S'il ignore pourquoi Saguenay n'est pas du nombre des 13 localités québécoises en mesure d'accueillir une partie des réfugiés syriens qui devraient arriver au pays dans les prochains mois, le maire Jean Tremblay se dit peu surpris de la décision.

Sept des dix villes de plus de 100 000 habitants font partie de la liste. Le maire de Saguenay croit que les échecs des expériences passées ont exclu sa municipalité.

« Peut-être parce qu'on est plus loin, peut-être aussi parce qu'on n'a pas eu beaucoup de succès les dernières fois qu'on l'a fait. On l'a fait avec des Vietnamiens un moment donné, ensuite avec des gens de la Bosnie et ça n'a pas été un succès, ces gens-là sont demeurés ici quelque temps et ils sont partis », rappelle Jean Tremblay.

Quant à sa promesse de réserver 150 000 $ par année pendant trois ans à l'aide aux réfugiés syriens, Jean Tremblay affirme qu'il n'a pas encore décidé s'il maintient ou non cet engagement.

Préoccupation pour le logement

La coordonnatrice de Loge m'entraide, Sonia Côté, rappelle que Saguenay a de la difficulté à fournir suffisamment de logements sociaux pour sa propre population. Le taux d'inoccupation étant nul actuellement, près de 600 familles sont sur des listes d'attentes.

« C'est certain qu'il faut se faire un devoir d'accueil envers les personnes syriennes, mais en contrepartie, il ne faut pas que les locataires d'ici aient l'impression que ces arrivées retardent l'accès au logement social. Il faut aider, mais en même temps, je pense que les deux paliers de gouvernement fédéral et provincial doivent octroyer de nouveaux fonds, de nouveaux budgets spéciaux », soutient Mme Côté.

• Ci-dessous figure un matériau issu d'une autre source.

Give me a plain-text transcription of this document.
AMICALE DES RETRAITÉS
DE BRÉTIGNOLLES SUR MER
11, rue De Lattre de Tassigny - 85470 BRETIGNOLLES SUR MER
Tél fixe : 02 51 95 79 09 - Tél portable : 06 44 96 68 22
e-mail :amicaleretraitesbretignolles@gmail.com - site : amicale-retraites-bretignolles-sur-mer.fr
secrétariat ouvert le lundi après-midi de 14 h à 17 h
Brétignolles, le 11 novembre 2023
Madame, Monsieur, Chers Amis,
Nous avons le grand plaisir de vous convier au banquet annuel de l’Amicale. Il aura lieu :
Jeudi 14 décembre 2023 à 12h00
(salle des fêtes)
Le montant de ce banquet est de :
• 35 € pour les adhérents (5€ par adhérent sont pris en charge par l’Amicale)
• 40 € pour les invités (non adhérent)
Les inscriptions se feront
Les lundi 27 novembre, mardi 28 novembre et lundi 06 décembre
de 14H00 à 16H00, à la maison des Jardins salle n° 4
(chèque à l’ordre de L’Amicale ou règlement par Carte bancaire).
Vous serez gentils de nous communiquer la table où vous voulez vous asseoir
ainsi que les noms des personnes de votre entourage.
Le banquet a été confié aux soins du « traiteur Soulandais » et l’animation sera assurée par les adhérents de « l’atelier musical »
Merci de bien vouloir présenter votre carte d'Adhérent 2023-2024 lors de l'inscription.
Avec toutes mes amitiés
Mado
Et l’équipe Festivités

Manque d'expérience au Lac-Saint-Jean

La coordonnatrice de Portes ouvertes sur le Lac, Martine Boivin, souligne que son organisme qui œuvre au Lac-Saint-Jean n'est pas officiellement reconnu pour l'accueil de réfugiés.

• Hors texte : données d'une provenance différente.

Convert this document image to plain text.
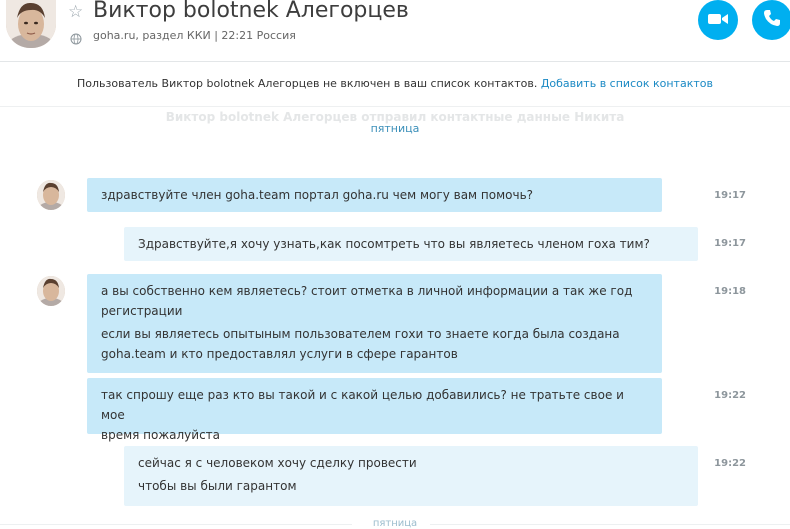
☆ Виктор bolotnek Алегорцев
goha.ru, раздел ККИ | 22:21 Россия
Пользователь Виктор bolotnek Алегорцев не включен в ваш список контактов. Добавить в список контактов
Виктор bolotnek Алегорцев отправил контактные данные Никита
пятница
здравствуйте член goha.team портал goha.ru чем могу вам помочь?	19:17
Здравствуйте,я хочу узнать,как посомтреть что вы являетесь членом гоха тим?	19:17
а вы собственно кем являетесь? стоит отметка в личной информации а так же год
регистрации
если вы являетесь опытыным пользователем гохи то знаете когда была создана
goha.team и кто предоставлял услуги в сфере гарантов
19:18
так спрошу еще раз кто вы такой и с какой целью добавились? не тратьте свое и мое
время пожалуйста
19:22
сейчас я с человеком хочу сделку провести
чтобы вы были гарантом
19:22
пятница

« Portes ouvertes sur le Lac, on est un organisme qui accueille des personnes résidentes permanentes, donc des travailleurs qualifiés et on a du parrainage, explique-t-elle. Ce sont des gens qui arrivent ici et qui ont déjà un visa de résidence permanente. On n'est pas un organisme d'accueil de personnes réfugiées. »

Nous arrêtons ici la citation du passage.